|Classification and external resources|
A urinoma is the result of a breach of the integrity of the pelvis or calices of the kidney or of the ureter. The urine collection in the perirenal fat causes an inflammatory response with lipolysis resulting in its fibrous encapsulation. Urinomas are usually caused by blunt trauma to the kidneys. While extravasation of urine is common as a result a severe blunt trauma (2-18%), spontaneous resolution is typical, and urinoma formation develops only in few instances. Less common causes of urinoma development are ureteral obstructions due to cancer, calculus formation, pregnancy, or congenital causes.

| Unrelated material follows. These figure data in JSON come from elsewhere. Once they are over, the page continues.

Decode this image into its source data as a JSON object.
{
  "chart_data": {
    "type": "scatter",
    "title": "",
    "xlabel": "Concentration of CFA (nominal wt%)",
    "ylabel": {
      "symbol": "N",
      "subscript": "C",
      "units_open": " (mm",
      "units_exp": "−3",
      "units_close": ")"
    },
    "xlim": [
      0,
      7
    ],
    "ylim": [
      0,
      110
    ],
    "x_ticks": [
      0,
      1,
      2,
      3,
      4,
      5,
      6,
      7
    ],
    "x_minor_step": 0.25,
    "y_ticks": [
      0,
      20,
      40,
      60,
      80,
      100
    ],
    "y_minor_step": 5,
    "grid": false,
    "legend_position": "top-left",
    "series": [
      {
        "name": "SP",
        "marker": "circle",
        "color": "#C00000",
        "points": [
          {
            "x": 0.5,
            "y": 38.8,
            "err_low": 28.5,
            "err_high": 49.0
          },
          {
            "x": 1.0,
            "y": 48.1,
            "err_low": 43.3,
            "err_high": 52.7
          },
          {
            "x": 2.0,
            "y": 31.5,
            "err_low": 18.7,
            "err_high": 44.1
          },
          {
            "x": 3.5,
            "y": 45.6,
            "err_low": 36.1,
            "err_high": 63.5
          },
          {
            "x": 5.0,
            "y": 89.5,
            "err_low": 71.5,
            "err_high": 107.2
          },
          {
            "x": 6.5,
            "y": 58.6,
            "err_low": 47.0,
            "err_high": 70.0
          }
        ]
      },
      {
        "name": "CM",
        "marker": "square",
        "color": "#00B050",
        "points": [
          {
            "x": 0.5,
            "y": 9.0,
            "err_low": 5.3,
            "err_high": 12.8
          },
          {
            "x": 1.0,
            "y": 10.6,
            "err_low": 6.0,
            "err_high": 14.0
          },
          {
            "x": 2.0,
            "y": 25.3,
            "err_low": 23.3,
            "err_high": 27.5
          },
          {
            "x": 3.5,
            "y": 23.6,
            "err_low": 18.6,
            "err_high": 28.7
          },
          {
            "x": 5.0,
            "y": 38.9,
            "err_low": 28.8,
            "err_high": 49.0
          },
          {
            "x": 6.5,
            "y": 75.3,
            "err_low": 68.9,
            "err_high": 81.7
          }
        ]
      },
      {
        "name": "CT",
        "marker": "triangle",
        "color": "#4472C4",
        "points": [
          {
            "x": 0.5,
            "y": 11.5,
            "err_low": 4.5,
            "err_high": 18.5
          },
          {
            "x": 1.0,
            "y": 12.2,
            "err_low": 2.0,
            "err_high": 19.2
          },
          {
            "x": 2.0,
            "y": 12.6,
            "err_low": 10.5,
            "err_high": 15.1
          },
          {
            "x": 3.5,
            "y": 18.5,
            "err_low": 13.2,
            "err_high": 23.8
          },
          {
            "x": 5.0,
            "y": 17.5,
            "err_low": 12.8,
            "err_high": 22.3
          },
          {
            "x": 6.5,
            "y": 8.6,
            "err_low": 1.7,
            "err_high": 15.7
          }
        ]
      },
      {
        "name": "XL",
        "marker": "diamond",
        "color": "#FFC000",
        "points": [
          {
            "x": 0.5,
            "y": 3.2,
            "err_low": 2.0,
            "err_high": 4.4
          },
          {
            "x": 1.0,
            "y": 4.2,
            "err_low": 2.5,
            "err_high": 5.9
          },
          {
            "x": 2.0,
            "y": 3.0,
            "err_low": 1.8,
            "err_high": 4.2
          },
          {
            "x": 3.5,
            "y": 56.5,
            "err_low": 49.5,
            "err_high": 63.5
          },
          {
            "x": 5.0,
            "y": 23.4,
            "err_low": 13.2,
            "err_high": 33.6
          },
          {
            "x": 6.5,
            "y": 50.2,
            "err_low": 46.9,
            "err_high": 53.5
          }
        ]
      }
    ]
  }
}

Urinomas tend to develop gradually. Symptoms depend on size and location of the lesion. Eventually local pain and pressure symptoms may become apparent. Biochemical testing of renal function is indicated. Imaging (IVP, ultrasonography, CT scan) will identify the lesion. Image-guided percutaneous needle aspiration is both diagnostic and therapeutic.
If left untreated, complications may arise including abscess formation, peritonitis, sepsis, and damage to the urinary tract by fibrosis and granuloma formation. It is recommended, as a first step, to drain the lesion with ultrasound or CT guidance. If a patient has an underlying obstructive problem it needs to be addressed according to its etiology.